Turpel-Lafond confirmed she would be an independent advisor to Northern Health, which oversees the hospitals and staff in Kitimat and Terrace, on its investigation into Morrison’s complaints.

“I will be there to help focus the lens,” she told APTN in a telephone interview, because “there is no criteria to judge racism in healthcare.”

Morrison’s mother, Coral Lee Gaucher, was one of nearly 9,000 Indigenous peoples and healthcare workers who shared stories of racism and discrimination for Turpel-Lafond’s report.

“My mom went there for a doctor’s note and they refused her,” Morrison said of a separate visit to Kitimat General Hospital. “And while we were waiting in the ER we listened to a (non-Indigenous) man ask his doctor for a doctor’s note and he just gave it to him.”

Haisla woman
A newborn snowsuit unused after Baby Luft’s passing at the hospital in Terrace, B.C.  Photo: submitted.

Morrison said she had that bad experience in her mind when she arrived at the Kitimat hospital in the early stages of labour last month.

“I was scared about being neglected,” she said. “I’ve always seen…how they treated our people, like my mother.”

In the Echaquan case, a nurse and patient attendant in Quebec were fired.

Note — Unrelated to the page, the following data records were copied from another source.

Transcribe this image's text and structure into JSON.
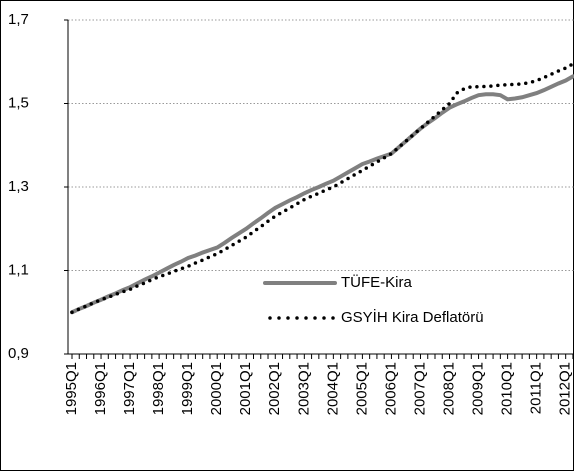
{
  "chart_data": {
    "type": "line",
    "categories": [
      "1995Q1",
      null,
      null,
      null,
      "1996Q1",
      null,
      null,
      null,
      "1997Q1",
      null,
      null,
      null,
      "1998Q1",
      null,
      null,
      null,
      "1999Q1",
      null,
      null,
      null,
      "2000Q1",
      null,
      null,
      null,
      "2001Q1",
      null,
      null,
      null,
      "2002Q1",
      null,
      null,
      null,
      "2003Q1",
      null,
      null,
      null,
      "2004Q1",
      null,
      null,
      null,
      "2005Q1",
      null,
      null,
      null,
      "2006Q1",
      null,
      null,
      null,
      "2007Q1",
      null,
      null,
      null,
      "2008Q1",
      null,
      null,
      null,
      "2009Q1",
      null,
      null,
      null,
      "2010Q1",
      null,
      null,
      null,
      "2011Q1",
      null,
      null,
      null,
      "2012Q1",
      null
    ],
    "series": [
      {
        "name": "TÜFE-Kira",
        "color": "#808080",
        "style": "solid",
        "values": [
          1.0,
          1.008,
          1.015,
          1.023,
          1.03,
          1.038,
          1.045,
          1.053,
          1.06,
          1.069,
          1.078,
          1.086,
          1.095,
          1.104,
          1.113,
          1.121,
          1.13,
          1.136,
          1.143,
          1.149,
          1.155,
          1.166,
          1.178,
          1.189,
          1.2,
          1.213,
          1.225,
          1.238,
          1.25,
          1.259,
          1.268,
          1.276,
          1.285,
          1.293,
          1.3,
          1.308,
          1.315,
          1.325,
          1.335,
          1.345,
          1.355,
          1.361,
          1.368,
          1.374,
          1.38,
          1.395,
          1.41,
          1.425,
          1.44,
          1.453,
          1.465,
          1.478,
          1.49,
          1.498,
          1.505,
          1.513,
          1.52,
          1.522,
          1.522,
          1.52,
          1.51,
          1.512,
          1.515,
          1.52,
          1.525,
          1.532,
          1.54,
          1.548,
          1.555,
          1.565
        ]
      },
      {
        "name": "GSYİH Kira Deflatörü",
        "color": "#000000",
        "style": "dotted",
        "values": [
          1.0,
          1.008,
          1.015,
          1.023,
          1.03,
          1.036,
          1.043,
          1.049,
          1.055,
          1.063,
          1.07,
          1.078,
          1.085,
          1.091,
          1.098,
          1.104,
          1.11,
          1.118,
          1.125,
          1.133,
          1.14,
          1.15,
          1.16,
          1.17,
          1.18,
          1.193,
          1.205,
          1.218,
          1.23,
          1.24,
          1.25,
          1.26,
          1.27,
          1.278,
          1.285,
          1.293,
          1.3,
          1.31,
          1.32,
          1.33,
          1.34,
          1.35,
          1.36,
          1.37,
          1.38,
          1.395,
          1.41,
          1.425,
          1.44,
          1.455,
          1.47,
          1.485,
          1.5,
          1.525,
          1.535,
          1.54,
          1.54,
          1.541,
          1.542,
          1.544,
          1.545,
          1.546,
          1.547,
          1.55,
          1.555,
          1.562,
          1.57,
          1.578,
          1.585,
          1.595
        ]
      }
    ],
    "ylim": [
      0.9,
      1.7
    ],
    "yticks": [
      {
        "value": 0.9,
        "label": "0,9"
      },
      {
        "value": 1.1,
        "label": "1,1"
      },
      {
        "value": 1.3,
        "label": "1,3"
      },
      {
        "value": 1.5,
        "label": "1,5"
      },
      {
        "value": 1.7,
        "label": "1,7"
      }
    ],
    "grid": true,
    "legend": "lower right"
  }
}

Asked whether the nurse and five doctors she interacted with in B.C. should face the same fate, Morrison said: “I don’t think that they’re fit to be in charge of people’s lives.”

Gaucher suggested medical professionals be held to a greater standard of behaviour like those followed by industries like manufacturing.

Northern Health
The hospital in Kitimat, B.C., where Sarah Morrison went first seeking help. Photo: Kathleen Martens/APTN.

“There are rules, there is oversight, there are fines,” she said.

Morrison, who said she was left alone with her dead infant for hours and attempted to give her CPR, pointed to the keepsake she was given upon leaving the hospital where the feet aren’t lined up correctly.

“I feel you can see the important difference between me and every other mother that has given birth,” she said through tears.

“Their lives were cherished while no one cared about mine. Or my baby’s.”